13 However, when the Israelites grew stronger, they put the Canaanites to forced labor; but they failed to drive them out completely.
Eerst toen de Israëlieten machtig geworden waren, maakten ze de Kanaänieten dienstplichtig; maar verdreven hebben ze hen niet.
14 Then the sons of Joseph said to Joshua, “Why have you given us only one portion as an inheritance? We have many people, because the LORD has blessed us abundantly.”
Maar nu spraken de zonen van Josef tot Josuë: Waarom hebt gij mij tenslotte slechts één lot en één deel tot erfbezit gegeven, terwijl ik toch een zo talrijk volk ben, daar Jahweh mij tot dusver heeft gezegend?
15 Joshua answered them, “If you have so many people that the hill country of Ephraim is too small for you, go to the forest and clear for yourself an area in the land of the Perizzites and the Rephaim.”
Josuë antwoordde hun: Als ge zulk een talrijk volk zijt, trekt dan zelf op naar het bosgebied in het land der Perizzieten en Refaieten, en ontgint het, wanneer het bergland van Efraïm te eng voor u is.
16 “The hill country is not enough for us,” they replied, “and all the Canaanites who live in the valley have iron chariots, both in Beth-shean with its towns and in the Valley of Jezreel.”
Maar de zonen van Josef zeiden: Het bergland is zeker niet voldoende voor ons; maar al de Kanaänieten, die in de vlakte wonen, hebben ijzeren strijdwagens, zowel die in Bet-Sjean met zijn onderhorige plaatsen wonen, als die in de vlakte van Jizreël.
17 So Joshua said to the house of Joseph—to Ephraim and Manasseh—“You have many people and great strength. You shall not have just one allotment,
Toen sprak Josuë tot het huis van Josef, tot Efraïm en Manasse: Gij zijt een talrijk volk en beschikt over grote kracht; ge zult niet slechts één lot hebben.

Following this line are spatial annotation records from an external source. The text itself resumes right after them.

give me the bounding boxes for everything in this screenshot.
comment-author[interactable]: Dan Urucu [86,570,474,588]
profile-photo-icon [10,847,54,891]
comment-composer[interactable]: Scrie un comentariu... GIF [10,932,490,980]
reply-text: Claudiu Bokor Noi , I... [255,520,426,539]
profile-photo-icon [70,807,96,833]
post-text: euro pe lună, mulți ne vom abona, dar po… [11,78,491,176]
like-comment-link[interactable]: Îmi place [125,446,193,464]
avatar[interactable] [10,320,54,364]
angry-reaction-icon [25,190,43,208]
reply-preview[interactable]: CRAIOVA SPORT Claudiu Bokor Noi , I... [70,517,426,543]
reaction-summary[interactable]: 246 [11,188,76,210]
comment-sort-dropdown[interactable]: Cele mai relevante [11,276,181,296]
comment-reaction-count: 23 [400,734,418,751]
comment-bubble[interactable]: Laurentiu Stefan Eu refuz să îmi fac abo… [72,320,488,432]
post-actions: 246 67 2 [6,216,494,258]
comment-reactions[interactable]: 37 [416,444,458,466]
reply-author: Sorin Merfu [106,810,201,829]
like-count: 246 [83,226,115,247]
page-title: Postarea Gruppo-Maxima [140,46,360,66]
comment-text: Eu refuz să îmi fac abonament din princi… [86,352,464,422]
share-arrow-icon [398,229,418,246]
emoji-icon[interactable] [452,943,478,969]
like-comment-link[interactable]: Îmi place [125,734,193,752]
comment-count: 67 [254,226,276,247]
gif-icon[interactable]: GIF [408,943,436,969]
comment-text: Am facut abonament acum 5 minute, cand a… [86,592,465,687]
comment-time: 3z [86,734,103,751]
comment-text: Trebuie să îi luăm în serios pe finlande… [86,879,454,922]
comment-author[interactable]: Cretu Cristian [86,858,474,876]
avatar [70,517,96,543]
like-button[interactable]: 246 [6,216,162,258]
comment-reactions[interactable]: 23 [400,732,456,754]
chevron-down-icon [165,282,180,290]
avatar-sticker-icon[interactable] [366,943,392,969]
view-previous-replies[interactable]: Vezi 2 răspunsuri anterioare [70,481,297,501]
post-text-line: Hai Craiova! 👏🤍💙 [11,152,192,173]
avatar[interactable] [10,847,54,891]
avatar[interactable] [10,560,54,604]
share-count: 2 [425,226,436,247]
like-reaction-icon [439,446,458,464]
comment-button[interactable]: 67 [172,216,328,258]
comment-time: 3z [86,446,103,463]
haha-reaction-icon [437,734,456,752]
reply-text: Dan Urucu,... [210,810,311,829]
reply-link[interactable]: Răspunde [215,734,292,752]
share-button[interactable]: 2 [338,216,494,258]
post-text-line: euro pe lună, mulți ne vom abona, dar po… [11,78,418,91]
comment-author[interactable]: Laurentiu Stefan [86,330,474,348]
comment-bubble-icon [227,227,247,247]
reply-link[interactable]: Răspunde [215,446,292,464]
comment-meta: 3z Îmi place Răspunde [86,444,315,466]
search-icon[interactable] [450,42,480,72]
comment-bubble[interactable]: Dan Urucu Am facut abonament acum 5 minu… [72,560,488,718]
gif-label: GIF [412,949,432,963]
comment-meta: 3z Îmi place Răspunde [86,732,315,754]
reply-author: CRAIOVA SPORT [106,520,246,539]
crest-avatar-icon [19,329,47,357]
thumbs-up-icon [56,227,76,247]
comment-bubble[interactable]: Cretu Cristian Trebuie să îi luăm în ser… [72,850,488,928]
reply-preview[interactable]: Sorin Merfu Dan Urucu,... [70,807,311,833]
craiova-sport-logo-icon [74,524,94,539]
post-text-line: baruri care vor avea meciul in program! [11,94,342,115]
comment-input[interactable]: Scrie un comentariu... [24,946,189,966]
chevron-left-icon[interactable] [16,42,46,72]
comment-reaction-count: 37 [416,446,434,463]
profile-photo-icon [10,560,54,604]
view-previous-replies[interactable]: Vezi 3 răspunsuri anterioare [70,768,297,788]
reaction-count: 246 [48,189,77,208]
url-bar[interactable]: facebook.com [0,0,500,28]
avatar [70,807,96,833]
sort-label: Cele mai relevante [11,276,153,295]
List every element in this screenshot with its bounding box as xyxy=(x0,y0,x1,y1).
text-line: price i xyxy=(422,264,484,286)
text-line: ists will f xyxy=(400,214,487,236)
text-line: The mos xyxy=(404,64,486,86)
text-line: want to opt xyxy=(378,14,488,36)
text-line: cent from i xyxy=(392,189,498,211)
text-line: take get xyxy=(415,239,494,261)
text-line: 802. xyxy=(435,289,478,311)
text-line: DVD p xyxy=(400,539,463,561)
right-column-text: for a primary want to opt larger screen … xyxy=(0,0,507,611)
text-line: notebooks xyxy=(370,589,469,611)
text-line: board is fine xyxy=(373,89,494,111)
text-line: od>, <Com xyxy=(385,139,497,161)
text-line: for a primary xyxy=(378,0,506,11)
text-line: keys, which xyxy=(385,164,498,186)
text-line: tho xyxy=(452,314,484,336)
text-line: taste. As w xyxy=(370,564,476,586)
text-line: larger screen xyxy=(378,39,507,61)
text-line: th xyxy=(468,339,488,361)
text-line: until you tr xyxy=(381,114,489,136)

18 because the hill country will be yours as well. It is a forest; clear it, and its farthest limits will be yours. Although the Canaanites have iron chariots and although they are strong, you can drive them out.”
Want niet alleen het bergland zal u toebehoren, maar ook het bosgebied met zijn bronnen, dat ge kunt ontginnen. Waarachtig, ge zult de Kanaänieten uitdrijven, ook al hebben ze ijzeren wagens, en al zijn ze nog zo sterk.